Vor diesem Hintergrund wird deutlich, dass die derzeitige Wende zur Bündnis- als Landesverteidigung der Politik etwas anderes ist als die Rückkehr zum „Frontstaat“ des Kalten Krieges. Landesverteidigung findet nunmehr – als Abschreckung – nicht primär im Bundesgebiet statt, sondern hat sich an die Ostflanke der NATO verlagert. Damit hängt die Garantie deutscher territorialer und politischer Integrität und Sicherheit wesentlich von dem in Osteuropa zu leistenden Bündnisbeitrag ab. Unter den gegebenen Umständen verlangt diese Entwicklung der Gesellschaft und den Streitkräften jedoch mehr ab als den Abschied von der „Kultur der Zurückhaltung“ (eine „Strategie“ war diese niemals). Diese Zäsur berührt Mentalitäten wie Strukturen, Fähigkeiten wie Entscheidungsprozesse. Nun geht es nicht mehr um variable Militärkontingente, die nach monatelanger Vorbereitung in den Einsatz gehen, sondern benötigt werden ständig einsatzbereite, voll ausgestattete und transportfähige Truppenverbände. Ihre (bisher noch rotierende) Stationierung in den osteuropäischen Bündnisstaaten braucht kein Bundestagsmandat, sie ist eine verfassungsrechtlich und verteidigungspolitisch legitimierte Obligation gemäß Art. 24 II GG. Geografisch (aber nicht geopolitisch) zwar noch entfernt, aber unübersehbar kündigt sich in den Krisen und dem Krieg an der Nato-Ostflanke eine neuerliche gesellschaftliche Risikogemeinschaft an. In einer weithin unbekannten Broschüre mit dem Titel „Auftrag: Landes- und Bündnisverteidigung“ (Juni 2020) entwirft das Verteidigungsministerium ein ungeschminktes Lagebild: „Durch seine geografische Lage mitten im europäischen NATO-Gebiet ist Deutschland als Drehscheibe allliierter Truppenbewegungen und rückwärtiger Operationsraum potentielles Angriffsziel.“ Die kollektive Selbstverteidigung wirft ihre Schatten voraus. Sie kommt derzeit in der bitteren Frage zum Ausdruck, ob und wer bereit ist, wenn schon nicht für Kiew, so doch gegebenenfalls für Riga, Vilnius oder Tallinn sein Leben zu riskieren.2) Wie tragfähig die Solidarität der deutschen Gesellschaft mit den Staaten an der NATO-Ostflanke ist, muss sich freilich erst noch erweisen. Durch den Schock des russischen Aggressionskrieges hat sich die öffentliche Stimmung gedreht, doch bislang war die Bereitschaft zur militärischen Unterstützung der östlichen Bündnispartner eher gering ausgeprägt.3)

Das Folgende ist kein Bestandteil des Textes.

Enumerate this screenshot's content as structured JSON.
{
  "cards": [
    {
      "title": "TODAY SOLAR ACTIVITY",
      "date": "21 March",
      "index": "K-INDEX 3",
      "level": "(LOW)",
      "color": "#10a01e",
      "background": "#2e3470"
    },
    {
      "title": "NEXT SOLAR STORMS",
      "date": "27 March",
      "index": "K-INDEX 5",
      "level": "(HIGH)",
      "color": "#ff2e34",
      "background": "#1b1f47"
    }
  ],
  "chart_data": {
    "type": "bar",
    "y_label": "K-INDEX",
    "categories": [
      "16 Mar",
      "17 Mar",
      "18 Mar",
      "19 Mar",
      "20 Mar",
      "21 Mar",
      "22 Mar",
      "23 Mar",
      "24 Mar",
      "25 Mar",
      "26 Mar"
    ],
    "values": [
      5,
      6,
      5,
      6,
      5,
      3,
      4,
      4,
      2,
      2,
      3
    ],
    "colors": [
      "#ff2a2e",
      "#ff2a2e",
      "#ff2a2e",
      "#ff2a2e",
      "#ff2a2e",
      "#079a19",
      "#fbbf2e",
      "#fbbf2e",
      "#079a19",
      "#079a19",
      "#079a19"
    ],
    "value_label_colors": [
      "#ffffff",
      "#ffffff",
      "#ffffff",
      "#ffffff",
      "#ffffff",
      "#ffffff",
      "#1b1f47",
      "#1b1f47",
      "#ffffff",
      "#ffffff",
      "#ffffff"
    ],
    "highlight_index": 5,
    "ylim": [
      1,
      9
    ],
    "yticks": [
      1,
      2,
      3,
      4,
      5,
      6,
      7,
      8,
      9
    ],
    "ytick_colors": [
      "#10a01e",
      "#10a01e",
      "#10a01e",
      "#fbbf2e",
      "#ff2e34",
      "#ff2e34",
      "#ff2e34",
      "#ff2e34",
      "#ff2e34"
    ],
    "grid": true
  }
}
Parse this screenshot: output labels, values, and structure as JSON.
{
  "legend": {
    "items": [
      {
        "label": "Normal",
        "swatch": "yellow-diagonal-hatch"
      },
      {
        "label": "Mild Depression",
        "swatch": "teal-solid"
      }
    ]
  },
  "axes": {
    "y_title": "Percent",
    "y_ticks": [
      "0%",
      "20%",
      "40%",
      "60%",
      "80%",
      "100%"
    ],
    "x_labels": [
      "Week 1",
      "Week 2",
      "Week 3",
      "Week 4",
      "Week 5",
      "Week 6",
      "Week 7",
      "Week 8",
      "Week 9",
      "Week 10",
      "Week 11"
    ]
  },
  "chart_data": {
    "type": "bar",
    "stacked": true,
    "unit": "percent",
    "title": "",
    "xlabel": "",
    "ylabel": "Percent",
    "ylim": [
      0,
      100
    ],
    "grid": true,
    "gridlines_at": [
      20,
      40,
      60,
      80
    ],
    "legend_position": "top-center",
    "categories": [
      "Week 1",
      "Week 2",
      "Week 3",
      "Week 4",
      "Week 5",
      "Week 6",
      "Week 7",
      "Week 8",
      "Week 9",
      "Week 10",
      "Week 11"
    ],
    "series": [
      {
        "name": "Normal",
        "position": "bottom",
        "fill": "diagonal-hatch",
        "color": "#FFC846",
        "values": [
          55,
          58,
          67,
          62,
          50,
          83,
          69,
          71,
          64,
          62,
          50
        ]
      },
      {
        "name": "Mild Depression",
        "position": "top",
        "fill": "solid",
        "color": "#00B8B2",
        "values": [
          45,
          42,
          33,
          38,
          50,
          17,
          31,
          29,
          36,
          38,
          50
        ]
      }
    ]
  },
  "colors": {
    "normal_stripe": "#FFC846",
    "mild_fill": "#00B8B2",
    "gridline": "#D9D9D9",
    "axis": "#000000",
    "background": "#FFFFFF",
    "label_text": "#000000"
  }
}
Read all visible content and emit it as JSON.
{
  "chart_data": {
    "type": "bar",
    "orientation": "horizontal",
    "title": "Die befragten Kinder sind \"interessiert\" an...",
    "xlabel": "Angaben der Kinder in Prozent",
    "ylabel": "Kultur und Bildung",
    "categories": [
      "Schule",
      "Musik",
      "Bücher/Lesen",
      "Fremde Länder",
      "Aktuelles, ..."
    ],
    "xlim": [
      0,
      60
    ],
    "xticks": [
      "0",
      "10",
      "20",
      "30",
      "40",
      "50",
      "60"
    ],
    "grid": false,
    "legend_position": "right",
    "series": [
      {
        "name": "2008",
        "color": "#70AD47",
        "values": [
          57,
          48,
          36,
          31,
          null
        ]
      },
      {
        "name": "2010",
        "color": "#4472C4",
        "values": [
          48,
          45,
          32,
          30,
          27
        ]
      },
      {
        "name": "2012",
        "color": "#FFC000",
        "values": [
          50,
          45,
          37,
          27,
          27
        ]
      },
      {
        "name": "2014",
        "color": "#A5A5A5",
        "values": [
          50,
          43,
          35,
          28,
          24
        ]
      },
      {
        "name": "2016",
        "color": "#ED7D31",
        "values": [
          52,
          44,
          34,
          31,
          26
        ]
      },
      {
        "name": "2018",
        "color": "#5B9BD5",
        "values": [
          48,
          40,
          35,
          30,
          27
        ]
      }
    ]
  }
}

Herausforderungen einer sicherheitspolitischen Neuausrichtung
Diese Herausforderung geht über das Militärische hinaus. Die existenziellen wie sozialen Dimensionen zeitgenössischer Aggressionshandlungen sind vielschichtiger geworden und haben sich in einer „Grauzone“ (Elisabeth Braw) zwischen Krieg und Frieden eingerichtet. Aggression und Abwehr beschränken sich nicht auf Truppenstationierungen oder atomare Potentiale, sie sind in das gesellschaftliche Gewebe eingedrungen. Mit den schillernden Begriffen des „Cyber War“ oder der „hybriden Kriegführung“ ist eine Sozialisierung der Gefahr verbunden, die ganze Bevölkerungen, ethnische Minderheiten, sensible Infrastrukturen oder innerpolitische Prozeduren (wie Wahlkämpfe, Konfliktthemen) in ihren Bann ziehen kann. Den Herausforderungen der Corona-Pandemie oder der Klimapolitik vergleichbar weitet sich das Spektrum der Sicherheitsvorsorge um institutionelle und zivile Vorkehrungen und Ertüchtigungen (in Skandinavien „total defense“ genannt), die über die – ohnehin unzureichenden – Vorkehrungen für den Katastrophenschutz hinausgehen. Bevor man sich über eine Reaktivierung der Wehrpflicht echauffiert oder eine allgemeine Dienstpflicht oder ähnliches ins Spiel bringt, sollte diese Problemlage geprüft werden. Der Integrationsbedarf von innerer und äußerer Sicherheit ist seit langem Gegenstand der Debatten, jetzt aber werden neue Fragen an die bislang innenpolitisch ausgerichtete „wehrhafte Demokratie“ aufgeworfen.4)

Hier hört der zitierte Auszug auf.